There is little worse than a toxic culture, and nothing worse than one you cannot change. The competition to get into this school is so tight that competition between those who do get in can feel suffocating. It becomes irritating to be dragged from event to event, constantly reminded that “grades aren’t everything” but, as the CDO cheerily informed us at our first event, “grades are everything.” Grades are everything. Your self-worth and self-esteem should be measured by your academic success over one short year. Your identity depends on this.

U of T Law places its students through such a killer program because they, honestly, want us to ‘succeed.’ They want the highest Bay Street placement rates, the most elite alum in Canada, the best articling percentages. U of T Law is it, they tell us repeatedly, drilling it into our heads until it becomes unconscious. You are at U of T Law. You have grit. You kill to win. You attack your opponent at the jugular.

My issue with this atmosphere is not the focus on success. I want to thrive, I want to be the best I can be. My issue is about the students who are left behind and trampled on in this mad rat race.

When a school pits students against each other on a curve that is often arbitrary—“your answers were all great,” the professors agree, “the difference between a P and an HH was so minimal this year!”—you have to wonder what is lost. When you worry whether sharing notes with a classmate means they etch out that higher mark that you crave—that you need, for your sense of self—it is a signal that competition is eroding your own kindness, your humility, and your identity.

This law school may teach us to be great lawyers, but it is not necessarily teaching us to be great human beings.

I constantly struggle between two aspects of my personality: the part of me that craves success—recognizes it, reveres it, no matter the cost—and the second aspect that wants to give back to society, to be the person my younger self needed. I often find it difficult to maintain a sense of who I am outside of my career path.

But my name is Tamie. My favourite feeling is biking at night in the summer, no hands on the handlebars. When I was a child, I wept after accidentally killing a frog while trying to catch it with a butterfly net at my cottage. I was constantly kicked out of classes in elementary, middle, and high school for laughing too much. My favourite number is four. My worst fear is shame: yet I have failed and been humiliated spectacularly in my life in too many ways to count. I like to think that it builds character.

What draws me to law is the ability to shape lives for the better: the human element. I don’t believe that competition makes us better people—maybe I’m a dirty hippy—but I look forward to this career because of the positive impact it can have on others, whether through business or human rights. We are the movers and shakers of our generation. We will change the world.

All I’m saying is that it’s easy to forget why we are doing this: why we are slogging along, collecting our marks, clawing at each other for a chance at a job, begging firms to mentor us into leaders.
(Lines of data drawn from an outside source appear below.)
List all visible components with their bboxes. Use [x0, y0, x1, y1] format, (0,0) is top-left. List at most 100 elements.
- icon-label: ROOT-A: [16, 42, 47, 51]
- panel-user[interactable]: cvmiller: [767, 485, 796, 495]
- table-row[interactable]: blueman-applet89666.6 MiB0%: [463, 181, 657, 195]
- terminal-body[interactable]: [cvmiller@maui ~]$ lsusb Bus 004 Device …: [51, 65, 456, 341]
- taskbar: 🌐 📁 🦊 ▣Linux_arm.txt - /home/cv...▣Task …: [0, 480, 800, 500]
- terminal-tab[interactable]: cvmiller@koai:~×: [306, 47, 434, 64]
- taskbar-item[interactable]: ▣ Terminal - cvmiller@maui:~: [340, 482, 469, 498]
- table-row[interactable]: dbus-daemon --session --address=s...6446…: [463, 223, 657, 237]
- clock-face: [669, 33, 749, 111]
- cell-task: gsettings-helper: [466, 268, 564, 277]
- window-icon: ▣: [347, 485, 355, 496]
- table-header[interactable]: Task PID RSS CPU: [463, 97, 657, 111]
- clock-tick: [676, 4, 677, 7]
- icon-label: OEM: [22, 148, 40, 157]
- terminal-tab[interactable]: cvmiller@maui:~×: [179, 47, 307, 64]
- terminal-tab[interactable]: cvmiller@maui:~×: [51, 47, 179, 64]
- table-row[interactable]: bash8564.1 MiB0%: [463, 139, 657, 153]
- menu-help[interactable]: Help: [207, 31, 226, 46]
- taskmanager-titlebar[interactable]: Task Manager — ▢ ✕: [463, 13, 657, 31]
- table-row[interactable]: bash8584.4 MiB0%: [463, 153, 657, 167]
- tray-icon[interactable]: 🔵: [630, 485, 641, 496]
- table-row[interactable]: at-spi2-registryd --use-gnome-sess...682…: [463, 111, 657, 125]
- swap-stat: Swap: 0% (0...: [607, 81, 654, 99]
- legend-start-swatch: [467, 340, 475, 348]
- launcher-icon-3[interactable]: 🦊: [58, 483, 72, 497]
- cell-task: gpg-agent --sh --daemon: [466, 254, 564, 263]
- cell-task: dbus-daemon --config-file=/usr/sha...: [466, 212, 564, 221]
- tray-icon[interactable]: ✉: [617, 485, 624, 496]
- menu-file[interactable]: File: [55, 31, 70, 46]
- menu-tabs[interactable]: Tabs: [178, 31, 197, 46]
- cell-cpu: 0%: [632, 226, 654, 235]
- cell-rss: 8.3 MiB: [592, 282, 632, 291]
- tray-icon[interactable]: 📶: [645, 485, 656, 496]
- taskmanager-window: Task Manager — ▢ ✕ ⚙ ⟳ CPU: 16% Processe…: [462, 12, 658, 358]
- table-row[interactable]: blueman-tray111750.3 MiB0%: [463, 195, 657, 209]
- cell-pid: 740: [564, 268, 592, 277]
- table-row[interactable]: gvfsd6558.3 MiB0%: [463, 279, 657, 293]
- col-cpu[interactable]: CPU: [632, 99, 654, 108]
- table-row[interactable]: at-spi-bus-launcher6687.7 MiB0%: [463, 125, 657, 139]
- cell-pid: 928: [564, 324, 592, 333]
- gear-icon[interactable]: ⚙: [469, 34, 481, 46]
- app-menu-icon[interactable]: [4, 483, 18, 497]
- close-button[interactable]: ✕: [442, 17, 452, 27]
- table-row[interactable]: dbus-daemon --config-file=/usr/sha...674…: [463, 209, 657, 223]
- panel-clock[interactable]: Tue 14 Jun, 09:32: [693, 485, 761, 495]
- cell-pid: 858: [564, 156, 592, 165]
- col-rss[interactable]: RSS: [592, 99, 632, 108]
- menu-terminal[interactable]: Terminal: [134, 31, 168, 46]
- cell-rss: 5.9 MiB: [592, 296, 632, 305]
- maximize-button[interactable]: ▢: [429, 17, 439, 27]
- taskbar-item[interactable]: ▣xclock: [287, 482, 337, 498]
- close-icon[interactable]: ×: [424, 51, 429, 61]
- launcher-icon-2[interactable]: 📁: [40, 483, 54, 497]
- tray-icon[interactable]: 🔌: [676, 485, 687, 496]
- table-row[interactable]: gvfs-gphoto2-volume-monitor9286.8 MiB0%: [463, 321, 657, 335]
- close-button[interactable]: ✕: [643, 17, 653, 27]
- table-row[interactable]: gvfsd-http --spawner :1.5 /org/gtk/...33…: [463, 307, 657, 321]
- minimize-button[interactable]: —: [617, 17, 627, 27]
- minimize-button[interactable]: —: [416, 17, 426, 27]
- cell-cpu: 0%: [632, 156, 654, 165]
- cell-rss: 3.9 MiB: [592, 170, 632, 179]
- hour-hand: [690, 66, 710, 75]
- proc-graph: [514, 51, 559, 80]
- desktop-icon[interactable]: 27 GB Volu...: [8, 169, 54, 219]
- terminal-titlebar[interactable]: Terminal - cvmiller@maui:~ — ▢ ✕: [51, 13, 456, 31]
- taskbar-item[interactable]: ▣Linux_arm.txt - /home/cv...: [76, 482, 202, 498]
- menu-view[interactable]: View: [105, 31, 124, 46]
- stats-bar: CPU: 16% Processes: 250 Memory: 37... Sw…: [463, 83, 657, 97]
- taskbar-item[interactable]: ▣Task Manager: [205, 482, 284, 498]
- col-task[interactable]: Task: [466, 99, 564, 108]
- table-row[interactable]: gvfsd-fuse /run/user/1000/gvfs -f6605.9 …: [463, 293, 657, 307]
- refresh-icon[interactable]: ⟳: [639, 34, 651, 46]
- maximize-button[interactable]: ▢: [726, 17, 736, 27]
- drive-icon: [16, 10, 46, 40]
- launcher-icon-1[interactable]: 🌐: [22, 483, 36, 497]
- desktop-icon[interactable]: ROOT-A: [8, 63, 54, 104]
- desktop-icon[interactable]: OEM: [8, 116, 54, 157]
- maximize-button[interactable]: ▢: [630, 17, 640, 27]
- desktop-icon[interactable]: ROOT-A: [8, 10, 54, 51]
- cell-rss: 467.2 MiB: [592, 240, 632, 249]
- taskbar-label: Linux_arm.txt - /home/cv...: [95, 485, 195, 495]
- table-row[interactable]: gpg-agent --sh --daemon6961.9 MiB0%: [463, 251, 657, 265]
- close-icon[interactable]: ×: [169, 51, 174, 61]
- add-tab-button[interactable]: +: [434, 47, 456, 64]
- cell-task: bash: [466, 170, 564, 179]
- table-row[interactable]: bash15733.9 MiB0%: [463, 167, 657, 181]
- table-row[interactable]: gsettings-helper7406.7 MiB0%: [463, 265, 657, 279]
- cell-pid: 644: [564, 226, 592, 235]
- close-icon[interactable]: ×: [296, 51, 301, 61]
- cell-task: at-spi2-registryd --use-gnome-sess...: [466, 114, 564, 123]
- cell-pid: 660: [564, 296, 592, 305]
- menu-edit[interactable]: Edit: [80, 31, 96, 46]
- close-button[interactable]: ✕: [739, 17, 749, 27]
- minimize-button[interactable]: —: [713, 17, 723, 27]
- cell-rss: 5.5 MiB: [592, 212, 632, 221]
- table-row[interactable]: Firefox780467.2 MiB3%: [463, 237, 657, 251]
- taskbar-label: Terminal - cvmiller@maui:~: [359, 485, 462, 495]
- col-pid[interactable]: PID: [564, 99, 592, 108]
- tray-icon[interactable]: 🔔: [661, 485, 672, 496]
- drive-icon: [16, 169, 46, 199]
It is easy to forget that this should be a little bit fun: that yes, the material is dry and often boring, the competition is stiff, but there are people around you with incredible stories and beautiful, riveting eyes if you bother to glance over at them.

My suggestion is that all of these happiness graphs and depressing seminars and poor emotional outlooks are wrong. We will not be miserable and distraught ten years down the road, and our lives are not over because we chose a difficult career. In fact, they are enhanced for that very reason.

If it’s not hard, it’s not worth it. And in the words of Dr. Seuss: “Kid, you’ll move mountains.”